Ainsi, Paris a bien respecté ses objectifs quantitatifs (la ville "a plus que doublé son taux de HLM en vingt ans" et a ainsi atteint son objectif de 25%), mais en revanche a réalisé "un peu trop de PLS". Nice aurait quant à elle "abusé des PLS". A contrario, Annecy par exemple a atteint son objectif qualitatif mais pas quantitatif. D'autres grandes villes n'ont réalisé ni l'un ni l'autre : Lyon, Bordeaux, Perpignan, Boulogne-Billancourt… pour ne citer que des cas hors Paca.

Le "palmarès" détaille les situations des 646 communes n'ayant pas atteint leur objectif quantitatif triennal. Il y celles qui, en trois ans, n'ont produit aucun logement social (Périgny, Coubron, Mimet…), les villes "riches" qui atteignent un minuscule pourcentage de l'objectif (1% à Neuilly, 2% à Rambouillet), celles qui ont même un score négatif en ayant réalisé moins de logements qu'elles n'en ont vendu ou démoli (Saint-Rémy-lès-Chevreuse, Prades-le-Nez, la Seyne-sur-Mer…).

Au final, la fondation pointe du doigt "douze communes qui ont été systématiquement carencées lors des six premières périodes triennales pour leur inaction" et constate que ces communes affichent cette fois encore "un bilan catastrophique".
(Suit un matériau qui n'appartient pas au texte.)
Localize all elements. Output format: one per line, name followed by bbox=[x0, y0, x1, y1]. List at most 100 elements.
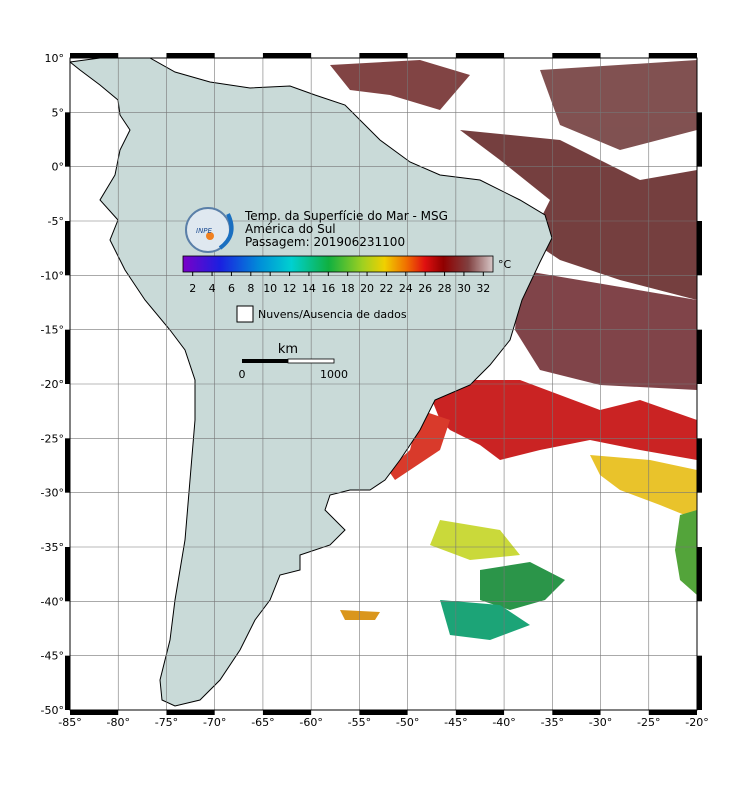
lat-tick-label: 0° bbox=[52, 161, 65, 174]
sst-patch bbox=[340, 610, 380, 620]
frame-bar bbox=[697, 438, 702, 493]
frame-bar bbox=[648, 53, 697, 58]
colorbar-tick-label: 26 bbox=[418, 282, 432, 295]
lon-tick-label: -20° bbox=[685, 716, 708, 729]
colorbar-tick-label: 2 bbox=[189, 282, 196, 295]
sst-patches bbox=[330, 60, 697, 640]
colorbar-tick-label: 14 bbox=[302, 282, 316, 295]
frame-bar bbox=[166, 710, 215, 715]
colorbar-tick-label: 30 bbox=[457, 282, 471, 295]
colorbar-tick-label: 12 bbox=[283, 282, 297, 295]
frame-bar bbox=[455, 53, 505, 58]
lon-tick-label: -55° bbox=[348, 716, 371, 729]
colorbar-tick-label: 6 bbox=[228, 282, 235, 295]
lon-tick-label: -60° bbox=[299, 716, 322, 729]
sst-patch bbox=[388, 410, 450, 480]
graticule bbox=[70, 58, 697, 710]
frame-bar bbox=[697, 112, 702, 167]
logo-arrow bbox=[218, 213, 234, 250]
lat-tick-label: 5° bbox=[52, 106, 65, 119]
title-line: Temp. da Superfície do Mar - MSG bbox=[244, 209, 448, 223]
colorbar-tick-label: 18 bbox=[341, 282, 355, 295]
frame-bar bbox=[552, 53, 601, 58]
colorbar-tick-label: 16 bbox=[321, 282, 335, 295]
lat-tick-label: 10° bbox=[45, 52, 65, 65]
colorbar-ticks: 2 4 6 8 10 12 14 16 18 20 22 24 26 28 30 32 bbox=[189, 272, 490, 295]
frame-bar bbox=[697, 221, 702, 276]
colorbar-tick-label: 10 bbox=[263, 282, 277, 295]
frame-bar bbox=[262, 710, 312, 715]
frame-bar bbox=[65, 329, 70, 384]
lon-tick-label: -65° bbox=[251, 716, 274, 729]
sst-patch bbox=[460, 130, 697, 300]
sst-patch bbox=[515, 270, 697, 390]
colorbar bbox=[182, 255, 494, 273]
lat-tick-label: -30° bbox=[41, 487, 64, 500]
frame-bar bbox=[552, 710, 601, 715]
lon-tick-label: -45° bbox=[444, 716, 467, 729]
frame-bar bbox=[455, 710, 505, 715]
lat-tick-label: -15° bbox=[41, 324, 64, 337]
frame-bar bbox=[697, 329, 702, 384]
legend-swatch bbox=[236, 305, 254, 323]
lon-tick-label: -75° bbox=[155, 716, 178, 729]
frame-bars bbox=[65, 53, 702, 715]
lon-tick-label: -25° bbox=[637, 716, 660, 729]
lon-tick-label: -70° bbox=[203, 716, 226, 729]
colorbar-unit: °C bbox=[498, 258, 512, 271]
frame-bar bbox=[70, 710, 119, 715]
scale-segment bbox=[242, 359, 288, 363]
title-line: América do Sul bbox=[245, 222, 336, 236]
colorbar-tick-label: 28 bbox=[438, 282, 452, 295]
lat-tick-label: -5° bbox=[48, 215, 64, 228]
scale-label: 1000 bbox=[320, 368, 348, 381]
scale-bar: km 0 1000 bbox=[239, 342, 349, 381]
sst-patch bbox=[440, 600, 530, 640]
sst-patch bbox=[430, 520, 520, 560]
frame-bar bbox=[65, 438, 70, 493]
lat-tick-label: -45° bbox=[41, 650, 64, 663]
logo-dot bbox=[206, 232, 214, 240]
scale-unit: km bbox=[278, 342, 298, 357]
frame-bar bbox=[65, 112, 70, 167]
lat-tick-label: -10° bbox=[41, 269, 64, 282]
frame-bar bbox=[70, 53, 119, 58]
sst-patch bbox=[675, 510, 697, 595]
lon-tick-label: -80° bbox=[106, 716, 129, 729]
sst-patch bbox=[480, 562, 565, 610]
lon-tick-label: -40° bbox=[492, 716, 515, 729]
lat-tick-label: -35° bbox=[41, 541, 64, 554]
frame-bar bbox=[65, 547, 70, 602]
lon-tick-label: -50° bbox=[396, 716, 419, 729]
logo-text: INPE bbox=[196, 227, 213, 235]
frame-bar bbox=[697, 547, 702, 602]
frame-bar bbox=[648, 710, 697, 715]
lat-tick-label: -20° bbox=[41, 378, 64, 391]
colorbar-tick-label: 24 bbox=[399, 282, 413, 295]
sst-patch bbox=[330, 60, 470, 110]
frame-bar bbox=[65, 221, 70, 276]
legend-label: Nuvens/Ausencia de dados bbox=[258, 308, 407, 321]
logo: INPE bbox=[185, 207, 234, 253]
colorbar-tick-label: 22 bbox=[379, 282, 393, 295]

A la fin de chaque période triennale, le préfet est chargé d'indiquer "son intention ou non de 'carencer' la commune, en prenant en compte sa bonne ou mauvaise volonté". La fondation constate "une sévérité très inégale des préfets", ceux-ci n'ayant carencé qu'environ la moitié des communes qui n'ont pas respecté leurs objectifs. Selon elle, les arguments avancés par les préfets pour ne pas carencer seraient parfois "peu pertinents".

En conclusion, le document formule quelques recommandations pour améliorer le dispositif SRU : application plus ferme, sanctions plus strictes avec la reprise des compétences d'urbanisme ou d'attributions de logements sociaux… Et en matière d'attributions justement, la fondation plaide pour "une loi SRU des attributions HLM, en particulier à travers une application réelle des quotas en faveur des ménages prioritaires et des ménages pauvres". Elle prend ainsi le contrepied de ce qui a été énoncé lors du comité interministériel des villes de fin octobre, à savoir le fait d'"interdire le relogement des ménages prioritaires Dalo dans les quartiers défavorisés" (voir notre article sur ce CIV).